Consumer prices jumped 7.5% compared to last January, with necessities – electricity, gasoline, used cars, many food items – up at astonishing levels. Rents have increased by the highest percentage in 10 years – and vacancy rates are so low across Southern California that it’s nearly impossible to find an available apartment, per news reports.

This inflationary spell – the highest since the end of the Jimmy Carter administration – is wreaking havoc on everyone and especially poor families. Progressive politicians have called for even more government relief and recurring direct payments to Americans, but they fail to recognize the direct connection between profligate federal spending and inflation.

Supply chain problems have contributed to the problem, but that’s not a sufficient explanation.

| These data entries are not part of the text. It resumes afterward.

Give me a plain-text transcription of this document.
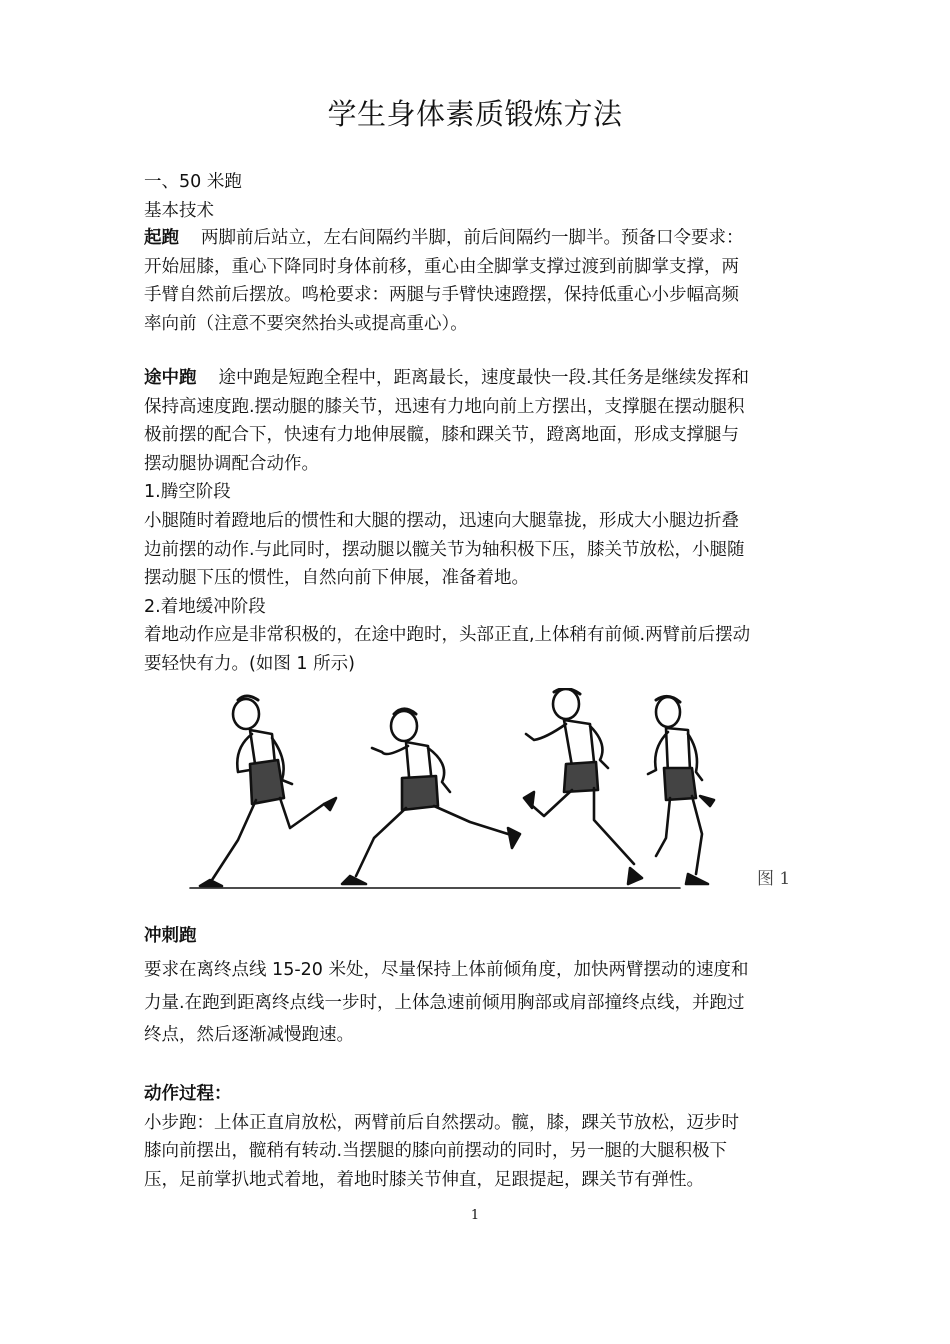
学生身体素质锻炼方法
一、50 米跑
基本技术
起跑 两脚前后站立，左右间隔约半脚，前后间隔约一脚半。预备口令要求：
开始屈膝，重心下降同时身体前移，重心由全脚掌支撑过渡到前脚掌支撑，两
手臂自然前后摆放。鸣枪要求：两腿与手臂快速蹬摆，保持低重心小步幅高频
率向前（注意不要突然抬头或提高重心）。
途中跑 途中跑是短跑全程中，距离最长，速度最快一段.其任务是继续发挥和
保持高速度跑.摆动腿的膝关节，迅速有力地向前上方摆出，支撑腿在摆动腿积
极前摆的配合下，快速有力地伸展髋，膝和踝关节，蹬离地面，形成支撑腿与
摆动腿协调配合动作。
1.腾空阶段
小腿随时着蹬地后的惯性和大腿的摆动，迅速向大腿靠拢，形成大小腿边折叠
边前摆的动作.与此同时，摆动腿以髋关节为轴积极下压，膝关节放松，小腿随
摆动腿下压的惯性，自然向前下伸展，准备着地。
2.着地缓冲阶段
着地动作应是非常积极的，在途中跑时，头部正直,上体稍有前倾.两臂前后摆动
要轻快有力。(如图 1 所示)
图 1
冲刺跑
要求在离终点线 15-20 米处，尽量保持上体前倾角度，加快两臂摆动的速度和
力量.在跑到距离终点线一步时，上体急速前倾用胸部或肩部撞终点线，并跑过
终点，然后逐渐减慢跑速。
动作过程：
小步跑：上体正直肩放松，两臂前后自然摆动。髋，膝，踝关节放松，迈步时
膝向前摆出，髋稍有转动.当摆腿的膝向前摆动的同时，另一腿的大腿积极下
压，足前掌扒地式着地，着地时膝关节伸直，足跟提起，踝关节有弹性。
1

Congress’ Joint Economic Committee cautions that “ballooning government spending” provides “consumers with so much money (subsidies and transfer payments, or easy access to credit via a low cost of borrowing) that demand grows too fast for production to keep up.”

A January report from the Public Policy Institute of California found that low-income families experienced a higher cost-of-living spike than high-income families over the past two years, which isn’t surprising given that they are more dependent on rental housing. The price of new homes has increased at record rates, of course, but most homeowners are staying put.

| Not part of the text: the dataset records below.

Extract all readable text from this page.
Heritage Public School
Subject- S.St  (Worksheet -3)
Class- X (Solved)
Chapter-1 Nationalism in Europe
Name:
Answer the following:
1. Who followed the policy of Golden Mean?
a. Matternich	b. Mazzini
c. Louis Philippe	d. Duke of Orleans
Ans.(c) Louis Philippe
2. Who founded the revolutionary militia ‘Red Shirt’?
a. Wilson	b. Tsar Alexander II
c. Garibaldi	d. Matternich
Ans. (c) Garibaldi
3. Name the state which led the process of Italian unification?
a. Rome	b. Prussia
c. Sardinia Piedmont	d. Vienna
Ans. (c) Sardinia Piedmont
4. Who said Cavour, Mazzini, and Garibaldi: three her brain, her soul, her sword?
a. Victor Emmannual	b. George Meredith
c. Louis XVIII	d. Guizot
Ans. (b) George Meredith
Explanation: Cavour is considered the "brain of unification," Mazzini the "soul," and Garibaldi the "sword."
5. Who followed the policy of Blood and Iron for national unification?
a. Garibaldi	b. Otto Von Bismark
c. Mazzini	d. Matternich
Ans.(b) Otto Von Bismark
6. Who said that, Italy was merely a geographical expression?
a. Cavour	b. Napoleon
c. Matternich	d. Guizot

A follow-up PPIC report explained that Californians’ wages have gone up 5% since December 2020 because of the tight labor market, but that after accounting for inflation “average wages have actually decreased 2 percent over that period.”

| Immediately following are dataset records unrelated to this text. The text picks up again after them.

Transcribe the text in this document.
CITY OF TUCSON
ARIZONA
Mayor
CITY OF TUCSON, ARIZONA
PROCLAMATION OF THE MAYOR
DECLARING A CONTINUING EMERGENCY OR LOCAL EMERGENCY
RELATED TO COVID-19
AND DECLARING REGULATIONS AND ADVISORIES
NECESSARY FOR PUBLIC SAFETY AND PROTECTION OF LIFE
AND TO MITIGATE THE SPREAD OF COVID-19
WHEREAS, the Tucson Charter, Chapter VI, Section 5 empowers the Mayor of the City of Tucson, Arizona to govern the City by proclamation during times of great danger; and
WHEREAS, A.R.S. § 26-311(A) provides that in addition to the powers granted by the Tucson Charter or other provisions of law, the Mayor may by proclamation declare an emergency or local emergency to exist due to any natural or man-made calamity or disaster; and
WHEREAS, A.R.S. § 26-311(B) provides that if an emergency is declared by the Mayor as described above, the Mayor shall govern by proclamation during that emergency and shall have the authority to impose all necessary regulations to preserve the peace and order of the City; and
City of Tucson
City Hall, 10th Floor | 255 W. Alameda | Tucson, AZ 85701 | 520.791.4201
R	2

It found that boosts in the federal Child Tax Credit and the Golden State Stimulus package enabled low-income residents to keep pace – but that’s only true for those who took advantage of programs. “However, those gains could be wiped out if wage growth stalls, or government spending slows out of concern for high inflation, which could constrain economic growth,” it opined.

We obviously disagree that government spending propels economic growth, but that conclusion highlights a political conundrum. If the Biden and Newsom administrations boost spending to help those in need, that will ratchet up inflation and obliterate everyone’s earnings. At best, the direct payments only helped a subset of Californians.

Yet we continue to hear nonsensical arguments that inflation actually isn’t that bad. “(I)nflation can actually be a good thing for many working-class Americans, especially those with fixed-rate debt like a 30-year mortgage,” wrote CNN’s Allison Morrow. “That’s because wages are going up, which not only empowers workers but also gives them more money to pay down debt.”

The inflation excuse-makers usually focus on one narrow element of the equation. Indeed, higher wages help homeowners pay the mortgage, but $5-a-gallon gas prices, $30,000 used cars and $10-a-pound beef prices quickly consume that modest advantage. And these pundits aren’t focusing on the long-term costs of excess government spending, as the national debt recently topped an appalling $30 trillion. Like all bills, that one will ultimately come due.

Overall, inflation is hammering all Americans and it will lead to policies – rising interest rates, higher taxes, job layoffs, more aggressive government economic intervention (remember price controls?), reduced public services – that fall hardest on lower-income people. The sooner policymakers face that reality, the sooner they can stop us from following the path of Argentina.